The technical flaw stems from insufficient validation of ATX references during the publishing process. In a properly functioning Spacemesh network, each ATX must reference the immediately preceding ATX from the same smesher to maintain the sequential chain structure. This vulnerability permits nodes to bypass this requirement, allowing them to reference any previous ATX in the chain as long as it's not the most recent one. The protocol expects ATXs to form a single chain from the newest to the first ATX ever published by an identity, creating a clear chronological sequence that validates smesher participation and prevents double-spending or reward manipulation.
The operational impact of this vulnerability is significant as it creates a potential attack vector that could allow malicious actors to game the reward system. Nodes can be rewarded for holding their Proof of Space and Time (PoST) data for less than one epoch while still remaining eligible for rewards, which directly violates the protocol's economic incentives and security model. This manipulation could lead to unfair reward distribution, where nodes receive compensation for minimal participation while maintaining the computational resources required for full epoch participation.
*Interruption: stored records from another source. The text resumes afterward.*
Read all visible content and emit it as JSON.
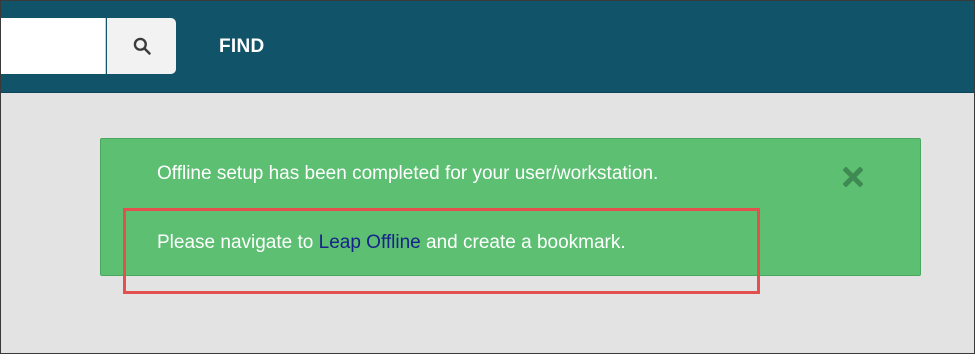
{
  "header": {
    "search": {
      "value": "",
      "placeholder": ""
    },
    "search_icon": "search-icon",
    "find_label": "FIND"
  },
  "alert": {
    "line1": "Offline setup has been completed for your user/workstation.",
    "line2_before": "Please navigate to ",
    "line2_link": "Leap Offline",
    "line2_after": " and create a bookmark.",
    "close_icon": "close-icon"
  },
  "colors": {
    "header_background": "#11546a",
    "page_background": "#e3e3e3",
    "alert_background": "#5cbf72",
    "alert_text": "#ffffff",
    "link_text": "#17228a",
    "close_icon": "#3f8a52",
    "highlight_border": "#e4504e"
  }
}
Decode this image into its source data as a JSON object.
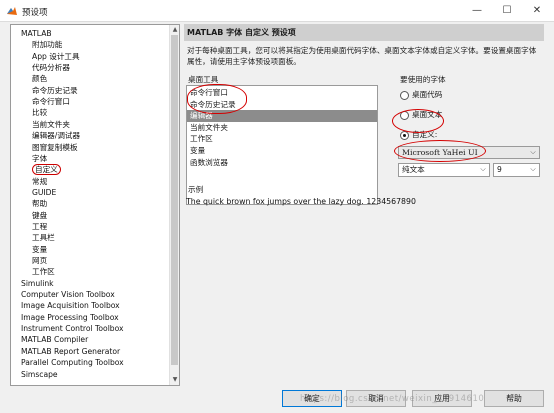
{
  "window": {
    "title": "预设项",
    "minimize": "—",
    "maximize": "☐",
    "close": "✕"
  },
  "tree": {
    "items": [
      {
        "label": "MATLAB",
        "level": 0
      },
      {
        "label": "附加功能",
        "level": 1
      },
      {
        "label": "App 设计工具",
        "level": 1
      },
      {
        "label": "代码分析器",
        "level": 1
      },
      {
        "label": "颜色",
        "level": 1
      },
      {
        "label": "命令历史记录",
        "level": 1
      },
      {
        "label": "命令行窗口",
        "level": 1
      },
      {
        "label": "比较",
        "level": 1
      },
      {
        "label": "当前文件夹",
        "level": 1
      },
      {
        "label": "编辑器/调试器",
        "level": 1
      },
      {
        "label": "图窗复制模板",
        "level": 1
      },
      {
        "label": "字体",
        "level": 1
      },
      {
        "label": "自定义",
        "level": 1,
        "selected": true
      },
      {
        "label": "常规",
        "level": 1
      },
      {
        "label": "GUIDE",
        "level": 1
      },
      {
        "label": "帮助",
        "level": 1
      },
      {
        "label": "键盘",
        "level": 1
      },
      {
        "label": "工程",
        "level": 1
      },
      {
        "label": "工具栏",
        "level": 1
      },
      {
        "label": "变量",
        "level": 1
      },
      {
        "label": "网页",
        "level": 1
      },
      {
        "label": "工作区",
        "level": 1
      },
      {
        "label": "Simulink",
        "level": 0
      },
      {
        "label": "Computer Vision Toolbox",
        "level": 0
      },
      {
        "label": "Image Acquisition Toolbox",
        "level": 0
      },
      {
        "label": "Image Processing Toolbox",
        "level": 0
      },
      {
        "label": "Instrument Control Toolbox",
        "level": 0
      },
      {
        "label": "MATLAB Compiler",
        "level": 0
      },
      {
        "label": "MATLAB Report Generator",
        "level": 0
      },
      {
        "label": "Parallel Computing Toolbox",
        "level": 0
      },
      {
        "label": "Simscape",
        "level": 0
      }
    ]
  },
  "pane": {
    "header": "MATLAB 字体 自定义 预设项",
    "description": "对于每种桌面工具，您可以将其指定为使用桌面代码字体、桌面文本字体或自定义字体。要设置桌面字体属性，请使用主字体预设项面板。",
    "tools_label": "桌面工具",
    "tools": [
      "命令行窗口",
      "命令历史记录",
      "编辑器",
      "当前文件夹",
      "工作区",
      "变量",
      "函数浏览器"
    ],
    "selected_tool_index": 2,
    "font_choice_label": "要使用的字体",
    "font_options": [
      "桌面代码",
      "桌面文本",
      "自定义:"
    ],
    "selected_font_option": 2,
    "custom_font": "Microsoft YaHei UI",
    "font_style": "纯文本",
    "font_size": "9",
    "sample_label": "示例",
    "sample_text": "The quick brown fox jumps over the lazy dog.  1234567890"
  },
  "buttons": {
    "ok": "确定",
    "cancel": "取消",
    "apply": "应用",
    "help": "帮助"
  },
  "watermark": "https://blog.csdn.net/weixin_43914610",
  "colors": {
    "annotation": "#d40000",
    "selection": "#8c8c8c",
    "header": "#cfcfcf"
  }
}
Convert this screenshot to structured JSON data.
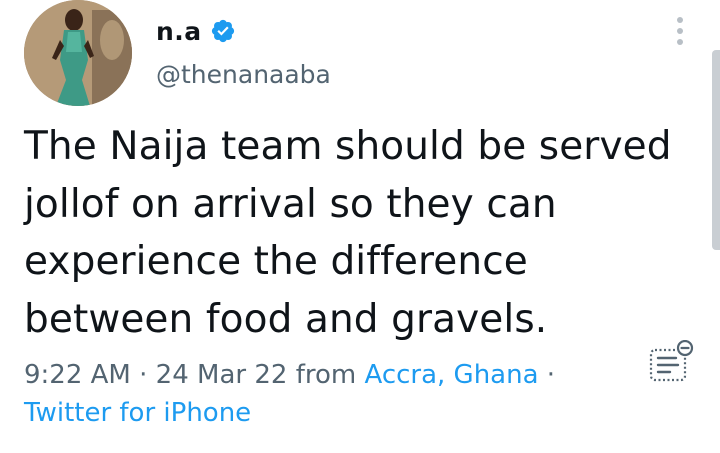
{
  "author": {
    "display_name": "n.a",
    "handle": "@thenanaaba",
    "verified": true
  },
  "tweet": {
    "lines": [
      "The Naija team should be served",
      "jollof on arrival so they can",
      "experience the difference",
      "between food and gravels."
    ]
  },
  "meta": {
    "time": "9:22 AM",
    "sep1": " · ",
    "date": "24 Mar 22",
    "from": " from ",
    "location": "Accra, Ghana",
    "sep2": " ·",
    "source": "Twitter for iPhone"
  },
  "icons": {
    "verified": "verified-badge-icon",
    "more": "more-vertical-icon",
    "summary": "text-summary-icon"
  },
  "colors": {
    "text": "#0f1419",
    "secondary": "#536471",
    "link": "#1d9bf0",
    "verified": "#1d9bf0"
  }
}
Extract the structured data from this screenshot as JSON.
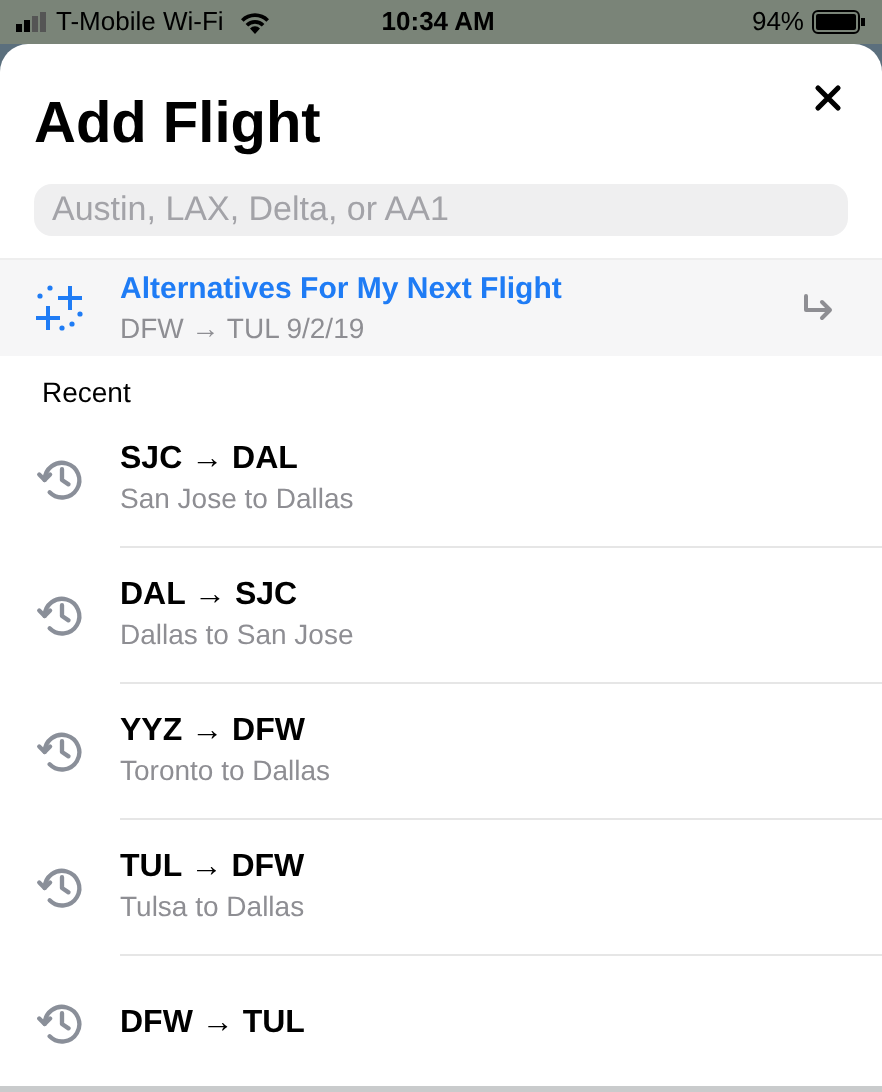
{
  "status_bar": {
    "carrier": "T-Mobile Wi-Fi",
    "time": "10:34 AM",
    "battery": "94%"
  },
  "title": "Add Flight",
  "search": {
    "placeholder": "Austin, LAX, Delta, or AA1"
  },
  "suggestion": {
    "title": "Alternatives For My Next Flight",
    "subtitle": "DFW → TUL 9/2/19"
  },
  "section": "Recent",
  "recent": [
    {
      "route": "SJC → DAL",
      "cities": "San Jose to Dallas"
    },
    {
      "route": "DAL → SJC",
      "cities": "Dallas to San Jose"
    },
    {
      "route": "YYZ → DFW",
      "cities": "Toronto to Dallas"
    },
    {
      "route": "TUL → DFW",
      "cities": "Tulsa to Dallas"
    },
    {
      "route": "DFW → TUL"
    }
  ]
}
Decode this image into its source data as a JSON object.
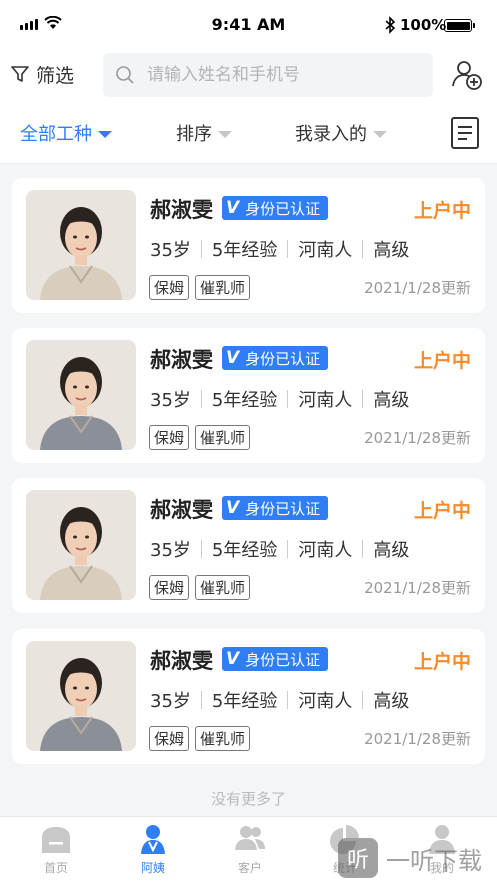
{
  "status_bar": {
    "time": "9:41 AM",
    "battery": "100%"
  },
  "header": {
    "filter_label": "筛选",
    "search_placeholder": "请输入姓名和手机号"
  },
  "filter_bar": {
    "items": [
      {
        "label": "全部工种"
      },
      {
        "label": "排序"
      },
      {
        "label": "我录入的"
      }
    ]
  },
  "cards": [
    {
      "name": "郝淑雯",
      "badge": "身份已认证",
      "status": "上户中",
      "age": "35岁",
      "experience": "5年经验",
      "origin": "河南人",
      "level": "高级",
      "tags": [
        "保姆",
        "催乳师"
      ],
      "updated": "2021/1/28更新"
    },
    {
      "name": "郝淑雯",
      "badge": "身份已认证",
      "status": "上户中",
      "age": "35岁",
      "experience": "5年经验",
      "origin": "河南人",
      "level": "高级",
      "tags": [
        "保姆",
        "催乳师"
      ],
      "updated": "2021/1/28更新"
    },
    {
      "name": "郝淑雯",
      "badge": "身份已认证",
      "status": "上户中",
      "age": "35岁",
      "experience": "5年经验",
      "origin": "河南人",
      "level": "高级",
      "tags": [
        "保姆",
        "催乳师"
      ],
      "updated": "2021/1/28更新"
    },
    {
      "name": "郝淑雯",
      "badge": "身份已认证",
      "status": "上户中",
      "age": "35岁",
      "experience": "5年经验",
      "origin": "河南人",
      "level": "高级",
      "tags": [
        "保姆",
        "催乳师"
      ],
      "updated": "2021/1/28更新"
    }
  ],
  "no_more_text": "没有更多了",
  "bottom_nav": {
    "items": [
      {
        "label": "首页"
      },
      {
        "label": "阿姨"
      },
      {
        "label": "客户"
      },
      {
        "label": "统计"
      },
      {
        "label": "我的"
      }
    ]
  },
  "watermark": {
    "logo": "听",
    "text": "一听下载"
  },
  "colors": {
    "accent": "#2f7ef5",
    "status": "#f58c2b",
    "background": "#f4f5f7"
  }
}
The vulnerability essentially allows for the creation of multiple valid ATX chains from the same identity, undermining the network's consensus mechanism and potentially enabling economic attacks that could destabilize the entire network.
This vulnerability maps to CWE-227, which covers deviations from standards in security features, specifically related to improper handling of security-relevant data structures. The flaw also aligns with ATT&CK technique T1059.001, which involves the execution of malicious code through the manipulation of protocol rules and data structures. The fix implemented in go-spacemesh version 1.5.2-hotfix1 and Spacemesh API 1.37.1 addresses the core validation issue by enforcing strict sequential reference checking for ATXs, ensuring that each transaction can only reference the immediately preceding ATX in the chain. This mitigation restores the protocol's expected behavior and prevents the exploitation of the chain structure manipulation that enabled the reward gaming attack. Network operators should immediately upgrade to these patched versions to prevent potential exploitation of this vulnerability and maintain the integrity of their nodes within the Spacemesh network.